Come dicevo, “Actor” è un disco molto cinematografico, e non solo per il titolo abbastanza esplicito, ma più di tutto per la costruzione dello stesso. Prendiamo la scaletta: il disco si apre con la presentazione dei personaggi: “The strangers” e “The neighbors“. E' dotato di una parte centrale, “Actor out of work” e “Laughing with a mouth full of blood” che incarnano perfettamente lo sviluppo della trama e la nascita del conflitto e conducono all'inevitabile risoluzione, “The bed” e “The party”. Addirittura c'è spazio anche per l'eventuale nuovo capitolo della vicenda: “The sequel”.
A due anni di distanza dall'ottimo esordio ”Marry me”, ad Annie Clark servivano nuove idee. E sono arrivate pescando direttamente da anni di storia del cinema, in particolare i film d'animazione Disney, fatti di principesse e cavalieri, mondi incantati e animali parlanti. Musicalmente parlando la ragazza di Tulsa conferma quanto di buono si era sentito fino ad oggi, proponendo un indie pop molto soffice e spesso contaminato da elementi elettronici e folk che rimandano prepotentemente alla produzione degli Air tanto quanto alla nostrana Cristina Donà e a My Brightest Diamond.
Seppur privo di un vero e proprio singolo (ovviamente c'è, ma non si vede), l'album è dotato di una forza data dalla compattezza di un suono mirabilmente delicato e coeso che rende necessario un ascolto prolungato e non frammentario. Difficile poterlo apprezzare appieno ascoltandolo a pezzi, non ci sono primo e secondo tempo. A risaltare su tutti l'aggressiva “Actor out of work” (eccolo qui il singolo...) e la bellissima e cupa “Marrow”, sintesi perfetta di favola ed elettronica impreziosita da una voce di porcellana che sembra appartenere alla principessa di turno. St. Vincent ci mette la faccia (già dalla copertina), caricando di personalità e d’intimità in un disco che permette di entrare fino in fondo dentro la testa di chi l’ha pensato e messo in atto.

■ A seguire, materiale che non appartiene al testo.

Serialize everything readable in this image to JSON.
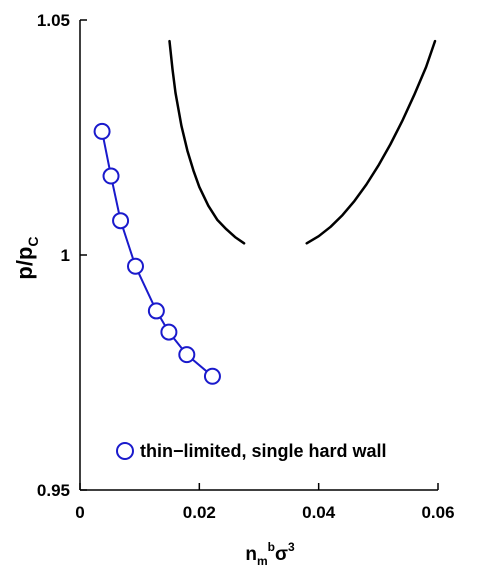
{
  "chart_data": {
    "type": "line",
    "title": "",
    "xlabel": {
      "base": "n",
      "sub": "m",
      "sup1": "b",
      "mid": "σ",
      "sup2": "3"
    },
    "ylabel": {
      "base": "p/p",
      "sub": "C"
    },
    "xlim": [
      0,
      0.06
    ],
    "ylim": [
      0.95,
      1.05
    ],
    "x_ticks": [
      {
        "value": 0,
        "label": "0"
      },
      {
        "value": 0.02,
        "label": "0.02"
      },
      {
        "value": 0.04,
        "label": "0.04"
      },
      {
        "value": 0.06,
        "label": "0.06"
      }
    ],
    "y_ticks": [
      {
        "value": 0.95,
        "label": "0.95"
      },
      {
        "value": 1.0,
        "label": "1"
      },
      {
        "value": 1.05,
        "label": "1.05"
      }
    ],
    "grid": false,
    "legend_position": "bottom-right",
    "series": [
      {
        "name": "thin−limited, single hard wall",
        "color": "#1a1acc",
        "marker": "open-circle",
        "x": [
          0.0037,
          0.0052,
          0.0068,
          0.0093,
          0.0128,
          0.0149,
          0.0179,
          0.0222
        ],
        "y": [
          1.0263,
          1.0168,
          1.0073,
          0.9976,
          0.9881,
          0.9836,
          0.9788,
          0.9742
        ]
      },
      {
        "color": "#000000",
        "marker": "none",
        "x": [
          0.015,
          0.0155,
          0.016,
          0.017,
          0.018,
          0.019,
          0.02,
          0.0215,
          0.023,
          0.0245,
          0.026,
          0.0275
        ],
        "y": [
          1.0455,
          1.0395,
          1.0345,
          1.0275,
          1.0222,
          1.018,
          1.0145,
          1.0105,
          1.0075,
          1.0055,
          1.0038,
          1.0025
        ]
      },
      {
        "color": "#000000",
        "marker": "none",
        "x": [
          0.038,
          0.04,
          0.042,
          0.044,
          0.046,
          0.048,
          0.05,
          0.052,
          0.054,
          0.056,
          0.058,
          0.0595
        ],
        "y": [
          1.0025,
          1.004,
          1.006,
          1.0085,
          1.0115,
          1.015,
          1.019,
          1.0235,
          1.0285,
          1.034,
          1.04,
          1.0455
        ]
      }
    ]
  }
}
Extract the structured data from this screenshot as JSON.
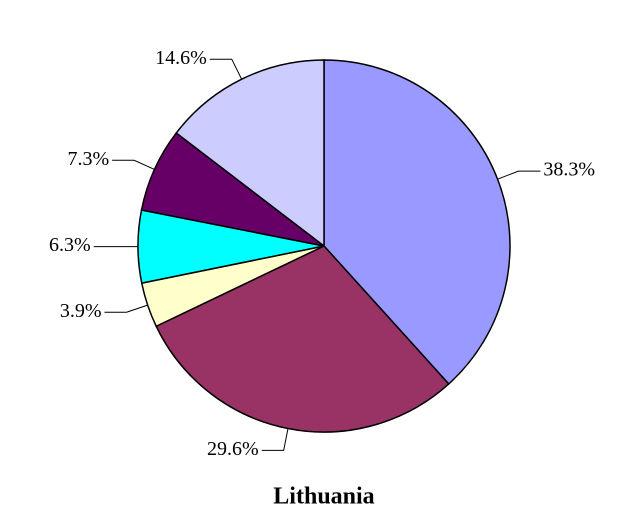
{
  "chart_data": {
    "type": "pie",
    "title": "Lithuania",
    "values": [
      38.3,
      29.6,
      3.9,
      6.3,
      7.3,
      14.6
    ],
    "value_labels": [
      "38.3%",
      "29.6%",
      "3.9%",
      "6.3%",
      "7.3%",
      "14.6%"
    ],
    "colors": [
      "#9999ff",
      "#993366",
      "#ffffcc",
      "#00ffff",
      "#660066",
      "#ccccff"
    ]
  }
}
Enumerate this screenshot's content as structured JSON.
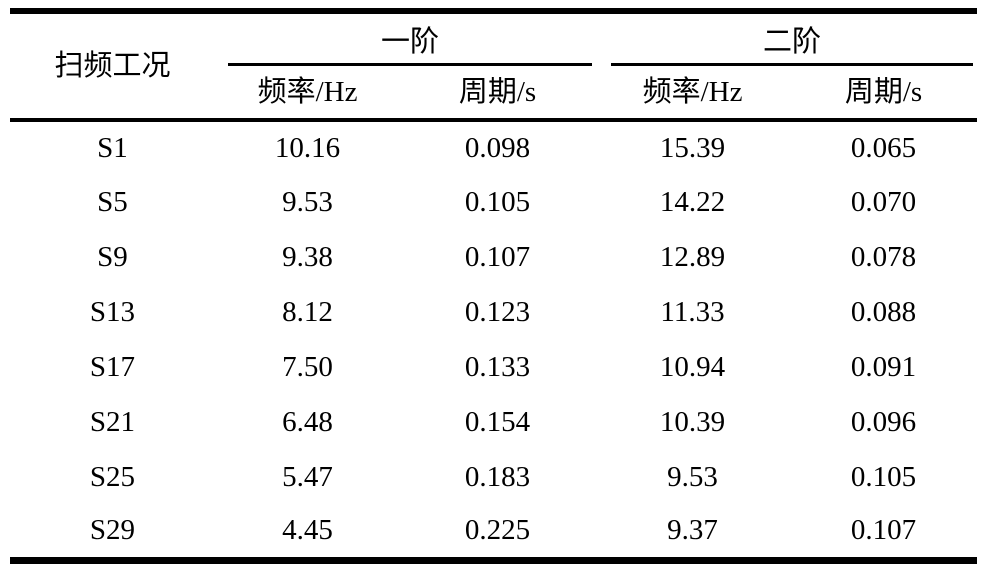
{
  "table": {
    "row_header_title": "扫频工况",
    "group_headers": [
      {
        "label": "一阶",
        "columns": [
          "频率/Hz",
          "周期/s"
        ]
      },
      {
        "label": "二阶",
        "columns": [
          "频率/Hz",
          "周期/s"
        ]
      }
    ],
    "rows": [
      [
        "S1",
        "10.16",
        "0.098",
        "15.39",
        "0.065"
      ],
      [
        "S5",
        "9.53",
        "0.105",
        "14.22",
        "0.070"
      ],
      [
        "S9",
        "9.38",
        "0.107",
        "12.89",
        "0.078"
      ],
      [
        "S13",
        "8.12",
        "0.123",
        "11.33",
        "0.088"
      ],
      [
        "S17",
        "7.50",
        "0.133",
        "10.94",
        "0.091"
      ],
      [
        "S21",
        "6.48",
        "0.154",
        "10.39",
        "0.096"
      ],
      [
        "S25",
        "5.47",
        "0.183",
        "9.53",
        "0.105"
      ],
      [
        "S29",
        "4.45",
        "0.225",
        "9.37",
        "0.107"
      ]
    ]
  },
  "colors": {
    "text": "#000000",
    "rule": "#000000",
    "background": "#ffffff"
  }
}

Mirabile conclusione con la splendida ed epica “The party”, molto Decemberists ultimo periodo, e con la quasi ipnotica “Just the same but brand new”, una formula magica trasformata in suono. Sembra che il passato trascorso ad aprire concerti per mezzo mondo, dai National ai Sufjan Steven, passando per i Poliphonic Spree, abbia reso Annie Clark in grado di prendere il meglio da ogni suono incontrato sulla sua strada, centrifugarlo e ripresentarlo declinato in maniera personalissima. Il tutto a vantaggio di chi sa apprezzare una complessità così delicata da rapire proprio come quando da piccoli, ci si perdeva beatamente nelle favole raccontate prima di andare a letto.